Like Tangen, LeBlanc champions the role of biostatisticians in careful study design.
“We try to limit the data points we’re bringing in, focusing on the key things we need in order to answer the questions for that study,” he said. “We want to do studies that have impact, so our goal is to keep the data ‘lean and mean.’”
LeBlanc has been with Fred Hutch for 30 years — not as long as the SWOG SDMC has been here, but long enough to have witnessed the center’s evolution.
“One of the accomplishments we’re quite proud of is that we adopted standards across diseases that we’ve used for a long time now, such as how the team codes for disease progression. While ‘progression’ for each disease, such as lymphoma versus leukemia versus melanoma, may have its own definition, progression appears in our database in a standard way. Standardized reporting mechanisms and tools help to ensure that the results of studies are reproducible — that following the same procedures will lead to the same answer,” he said, such as whether a particular treatment regimen is more effective in a certain type of patient and situation.
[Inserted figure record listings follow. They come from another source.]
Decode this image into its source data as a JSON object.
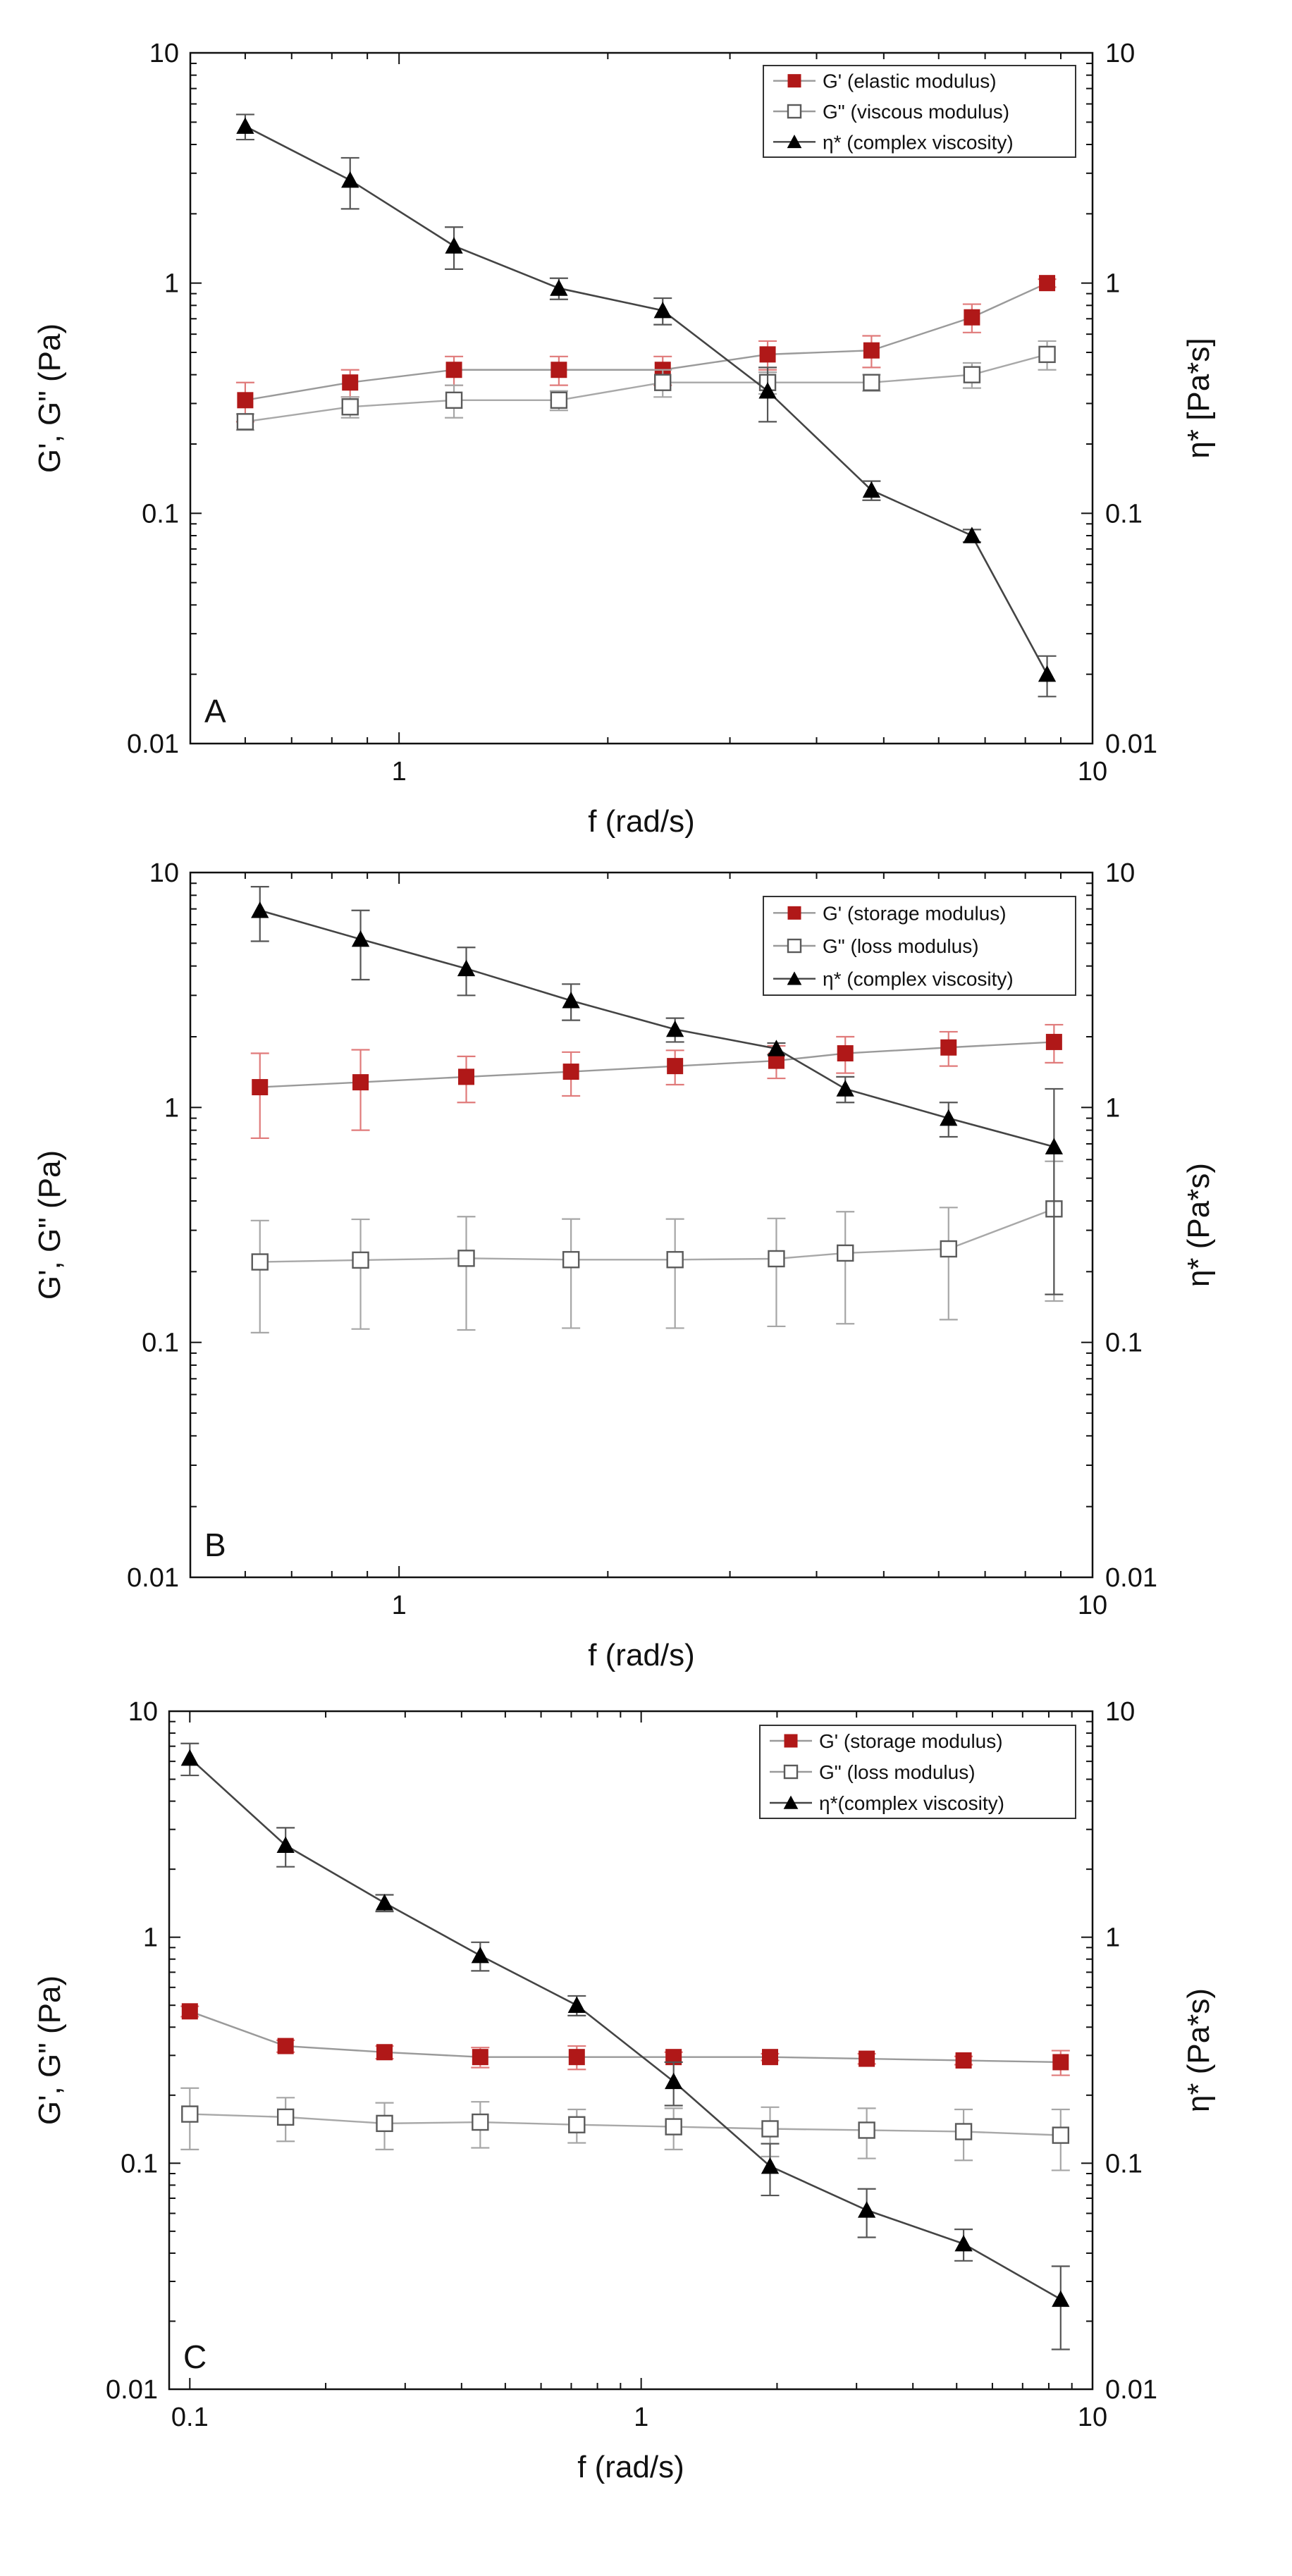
{
  "colors": {
    "storage": "#b01818",
    "storage_err": "#e07a7a",
    "loss": "#8a8a8a",
    "loss_err": "#a6a6a6",
    "visc": "#000000",
    "visc_line": "#444444",
    "frame": "#111111"
  },
  "chart_data": [
    {
      "type": "line",
      "panel_label": "A",
      "xlabel": "f (rad/s)",
      "ylabel_left": "G', G\" (Pa)",
      "ylabel_right": "η* [Pa*s]",
      "xscale": "log",
      "yscale": "log",
      "xlim": [
        0.5,
        10
      ],
      "ylim": [
        0.01,
        10
      ],
      "x_ticks": [
        {
          "value": 1,
          "label": "1"
        },
        {
          "value": 10,
          "label": "10"
        }
      ],
      "y_ticks": [
        {
          "value": 0.01,
          "label": "0.01"
        },
        {
          "value": 0.1,
          "label": "0.1"
        },
        {
          "value": 1,
          "label": "1"
        },
        {
          "value": 10,
          "label": "10"
        }
      ],
      "x": [
        0.6,
        0.85,
        1.2,
        1.7,
        2.4,
        3.4,
        4.8,
        6.7,
        8.6
      ],
      "legend_position": "top-right",
      "series": [
        {
          "name": "G' (elastic modulus)",
          "role": "storage",
          "values": [
            0.31,
            0.37,
            0.42,
            0.42,
            0.42,
            0.49,
            0.51,
            0.71,
            1.0
          ],
          "err": [
            0.06,
            0.05,
            0.06,
            0.06,
            0.06,
            0.07,
            0.08,
            0.1,
            0.04
          ]
        },
        {
          "name": "G\" (viscous modulus)",
          "role": "loss",
          "values": [
            0.25,
            0.29,
            0.31,
            0.31,
            0.37,
            0.37,
            0.37,
            0.4,
            0.49
          ],
          "err": [
            0.02,
            0.03,
            0.05,
            0.03,
            0.05,
            0.04,
            0.03,
            0.05,
            0.07
          ]
        },
        {
          "name": "η*  (complex viscosity)",
          "role": "visc",
          "values": [
            4.8,
            2.8,
            1.45,
            0.95,
            0.76,
            0.34,
            0.126,
            0.08,
            0.02
          ],
          "err": [
            0.6,
            0.7,
            0.3,
            0.1,
            0.1,
            0.09,
            0.012,
            0.005,
            0.004
          ]
        }
      ]
    },
    {
      "type": "line",
      "panel_label": "B",
      "xlabel": "f (rad/s)",
      "ylabel_left": "G', G\" (Pa)",
      "ylabel_right": "η* (Pa*s)",
      "xscale": "log",
      "yscale": "log",
      "xlim": [
        0.5,
        10
      ],
      "ylim": [
        0.01,
        10
      ],
      "x_ticks": [
        {
          "value": 1,
          "label": "1"
        },
        {
          "value": 10,
          "label": "10"
        }
      ],
      "y_ticks": [
        {
          "value": 0.01,
          "label": "0.01"
        },
        {
          "value": 0.1,
          "label": "0.1"
        },
        {
          "value": 1,
          "label": "1"
        },
        {
          "value": 10,
          "label": "10"
        }
      ],
      "x": [
        0.63,
        0.88,
        1.25,
        1.77,
        2.5,
        3.5,
        4.4,
        6.2,
        8.8
      ],
      "legend_position": "top-right",
      "series": [
        {
          "name": "G' (storage modulus)",
          "role": "storage",
          "values": [
            1.22,
            1.28,
            1.35,
            1.42,
            1.5,
            1.58,
            1.7,
            1.8,
            1.9
          ],
          "err": [
            0.48,
            0.48,
            0.3,
            0.3,
            0.25,
            0.25,
            0.3,
            0.3,
            0.35
          ]
        },
        {
          "name": "G\" (loss modulus)",
          "role": "loss",
          "values": [
            0.22,
            0.224,
            0.228,
            0.225,
            0.225,
            0.227,
            0.24,
            0.25,
            0.37
          ],
          "err": [
            0.11,
            0.11,
            0.115,
            0.11,
            0.11,
            0.11,
            0.12,
            0.125,
            0.22
          ]
        },
        {
          "name": "η* (complex viscosity)",
          "role": "visc",
          "values": [
            6.9,
            5.2,
            3.9,
            2.85,
            2.15,
            1.78,
            1.2,
            0.9,
            0.68
          ],
          "err": [
            1.8,
            1.7,
            0.9,
            0.5,
            0.25,
            0.1,
            0.15,
            0.15,
            0.52
          ]
        }
      ]
    },
    {
      "type": "line",
      "panel_label": "C",
      "xlabel": "f (rad/s)",
      "ylabel_left": "G', G\" (Pa)",
      "ylabel_right": "η* (Pa*s)",
      "xscale": "log",
      "yscale": "log",
      "xlim": [
        0.09,
        10
      ],
      "ylim": [
        0.01,
        10
      ],
      "x_ticks": [
        {
          "value": 0.1,
          "label": "0.1"
        },
        {
          "value": 1,
          "label": "1"
        },
        {
          "value": 10,
          "label": "10"
        }
      ],
      "y_ticks": [
        {
          "value": 0.01,
          "label": "0.01"
        },
        {
          "value": 0.1,
          "label": "0.1"
        },
        {
          "value": 1,
          "label": "1"
        },
        {
          "value": 10,
          "label": "10"
        }
      ],
      "x": [
        0.1,
        0.163,
        0.27,
        0.44,
        0.72,
        1.18,
        1.93,
        3.16,
        5.18,
        8.5
      ],
      "legend_position": "top-right",
      "series": [
        {
          "name": "G' (storage modulus)",
          "role": "storage",
          "values": [
            0.47,
            0.33,
            0.31,
            0.295,
            0.295,
            0.295,
            0.295,
            0.29,
            0.285,
            0.28
          ],
          "err": [
            0.025,
            0.02,
            0.02,
            0.03,
            0.035,
            0.015,
            0.01,
            0.015,
            0.012,
            0.035
          ]
        },
        {
          "name": "G\" (loss modulus)",
          "role": "loss",
          "values": [
            0.165,
            0.16,
            0.15,
            0.152,
            0.148,
            0.145,
            0.142,
            0.14,
            0.138,
            0.133
          ],
          "err": [
            0.05,
            0.035,
            0.035,
            0.035,
            0.025,
            0.03,
            0.035,
            0.035,
            0.035,
            0.04
          ]
        },
        {
          "name": "η*(complex viscosity)",
          "role": "visc",
          "values": [
            6.2,
            2.55,
            1.42,
            0.83,
            0.5,
            0.23,
            0.097,
            0.062,
            0.044,
            0.025
          ],
          "err": [
            1.0,
            0.5,
            0.12,
            0.12,
            0.05,
            0.05,
            0.025,
            0.015,
            0.007,
            0.01
          ]
        }
      ]
    }
  ]
}
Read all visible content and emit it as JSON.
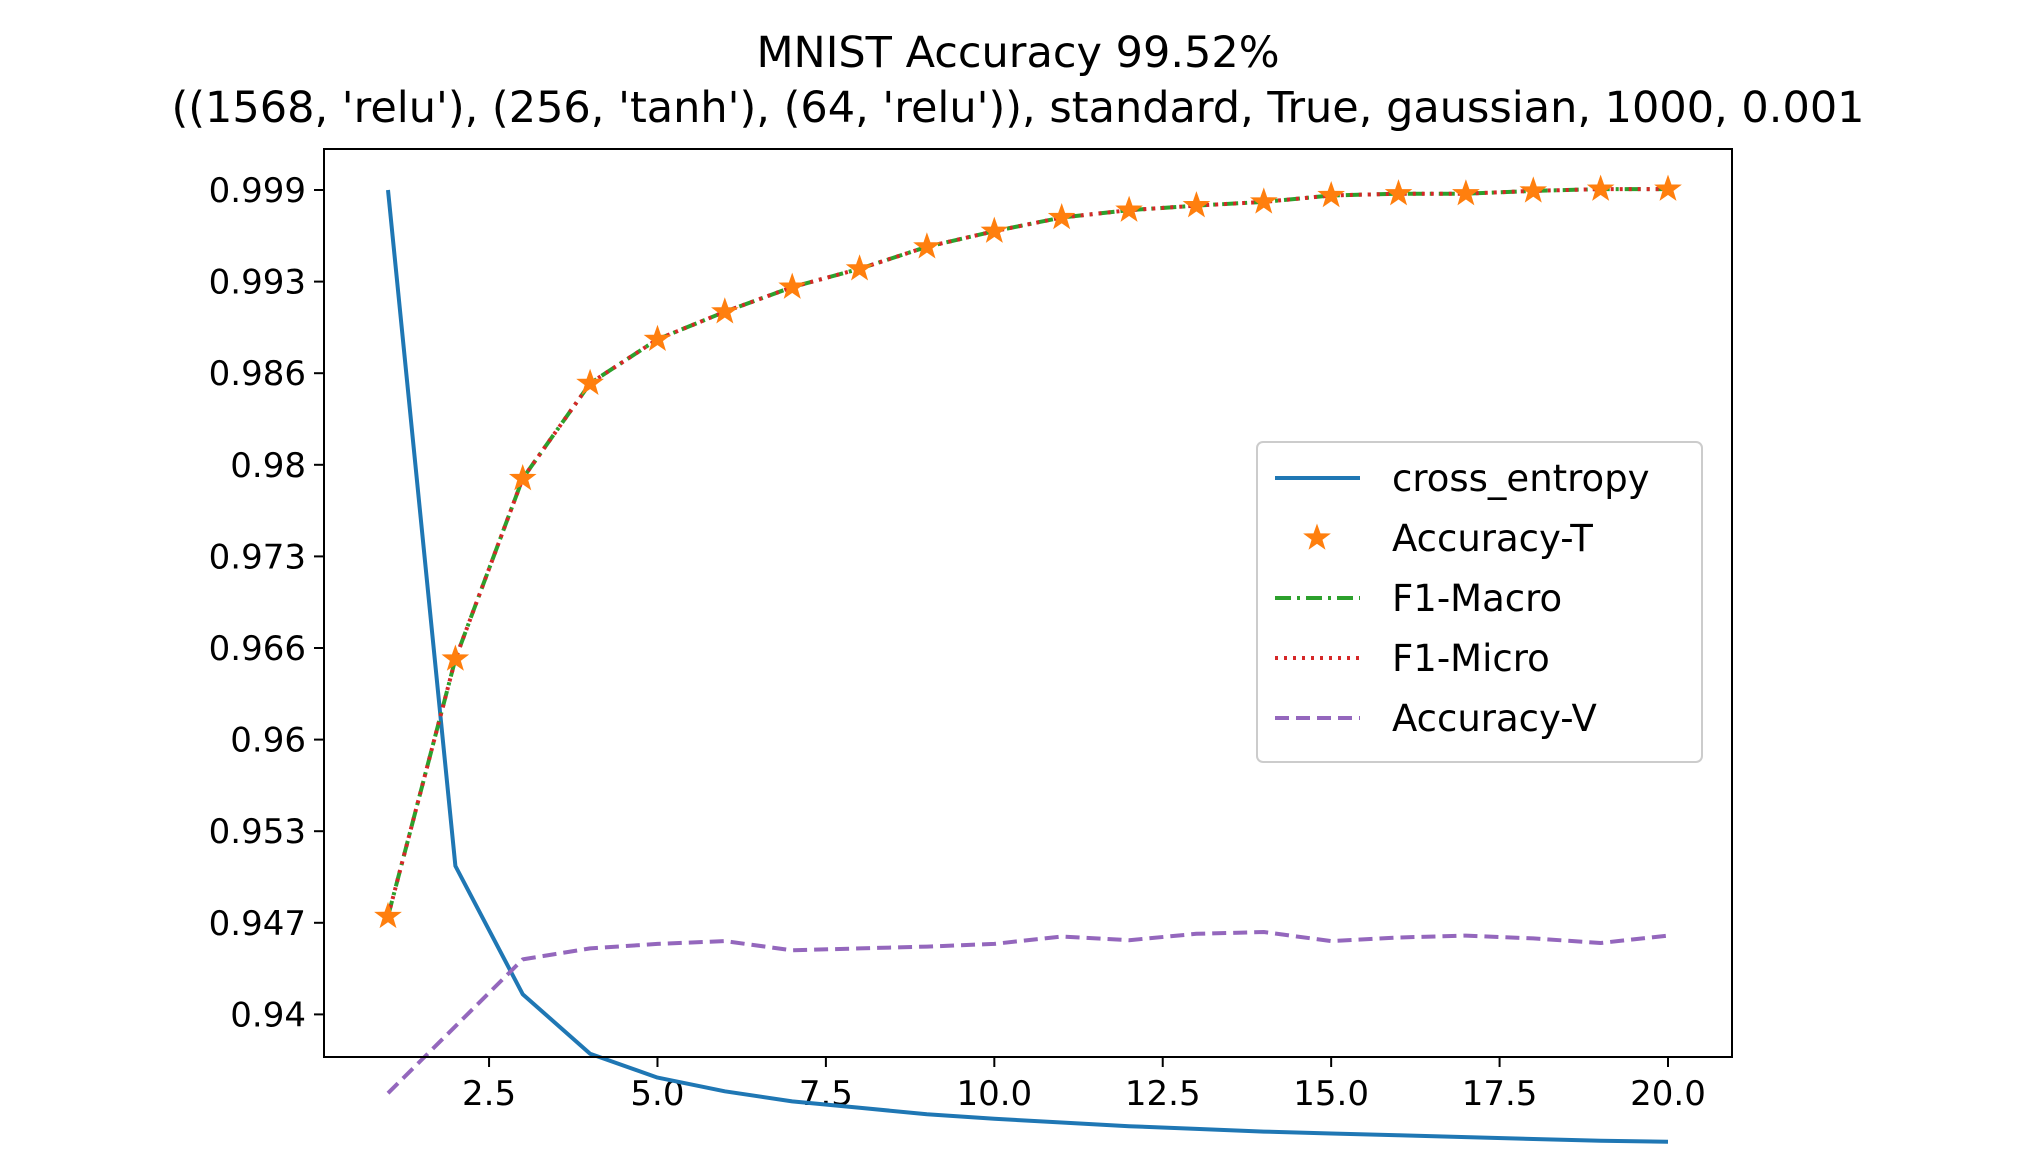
{
  "chart_data": {
    "type": "line",
    "title": "MNIST Accuracy 99.52%",
    "subtitle": "((1568, 'relu'), (256, 'tanh'), (64, 'relu')), standard, True, gaussian, 1000, 0.001",
    "xlabel": "",
    "ylabel": "",
    "x": [
      1,
      2,
      3,
      4,
      5,
      6,
      7,
      8,
      9,
      10,
      11,
      12,
      13,
      14,
      15,
      16,
      17,
      18,
      19,
      20
    ],
    "x_ticks": [
      2.5,
      5.0,
      7.5,
      10.0,
      12.5,
      15.0,
      17.5,
      20.0
    ],
    "x_tick_labels": [
      "2.5",
      "5.0",
      "7.5",
      "10.0",
      "12.5",
      "15.0",
      "17.5",
      "20.0"
    ],
    "y_tick_labels": [
      "0.94",
      "0.947",
      "0.953",
      "0.96",
      "0.966",
      "0.973",
      "0.98",
      "0.986",
      "0.993",
      "0.999"
    ],
    "xlim": [
      0.05,
      20.95
    ],
    "grid": false,
    "legend_position": "center-right",
    "series": [
      {
        "name": "cross_entropy",
        "style": "solid",
        "color": "#1f77b4",
        "y_index": [
          0.0,
          7.38,
          8.78,
          9.43,
          9.69,
          9.84,
          9.95,
          10.02,
          10.09,
          10.14,
          10.18,
          10.22,
          10.25,
          10.28,
          10.3,
          10.32,
          10.34,
          10.36,
          10.38,
          10.39
        ]
      },
      {
        "name": "Accuracy-T",
        "style": "star-markers",
        "color": "#ff7f0e",
        "y_index": [
          7.93,
          5.12,
          3.15,
          2.11,
          1.63,
          1.33,
          1.06,
          0.86,
          0.62,
          0.45,
          0.3,
          0.22,
          0.17,
          0.13,
          0.06,
          0.04,
          0.04,
          0.01,
          -0.01,
          -0.01
        ]
      },
      {
        "name": "F1-Macro",
        "style": "dashdot",
        "color": "#2ca02c",
        "y_index": [
          7.93,
          5.12,
          3.15,
          2.11,
          1.63,
          1.33,
          1.06,
          0.86,
          0.62,
          0.45,
          0.3,
          0.22,
          0.17,
          0.13,
          0.06,
          0.04,
          0.04,
          0.01,
          -0.01,
          -0.01
        ]
      },
      {
        "name": "F1-Micro",
        "style": "dotted",
        "color": "#d62728",
        "y_index": [
          7.93,
          5.12,
          3.15,
          2.11,
          1.63,
          1.33,
          1.06,
          0.86,
          0.62,
          0.45,
          0.3,
          0.22,
          0.17,
          0.13,
          0.06,
          0.04,
          0.04,
          0.01,
          -0.01,
          -0.01
        ]
      },
      {
        "name": "Accuracy-V",
        "style": "dashed",
        "color": "#9467bd",
        "y_index": [
          9.86,
          9.13,
          8.4,
          8.28,
          8.23,
          8.2,
          8.3,
          8.28,
          8.26,
          8.23,
          8.15,
          8.19,
          8.12,
          8.1,
          8.2,
          8.16,
          8.14,
          8.17,
          8.22,
          8.14
        ]
      }
    ]
  }
}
Teamwork underpins each successful study
Together, the SWOG SDMC at Fred Hutch and CRAB have more than 100 staff members who contribute to SWOG research in a variety of ways. Along with faculty biostatisticians, there are statistical research associates, statistical unit assistants, data coordinators, administrators, applications developers, information technology specialists and more. Both LeBlanc and Tangen stress that when their names appear on published manuscripts in the New England Journal of Medicine or elsewhere, they represent a multitude of staff members who’ve put in hours of meticulous work on both the statistical science and data management of the trials.
“So many people are part of the team,“ said Tangen. ”I’m a general for a huge army behind me.”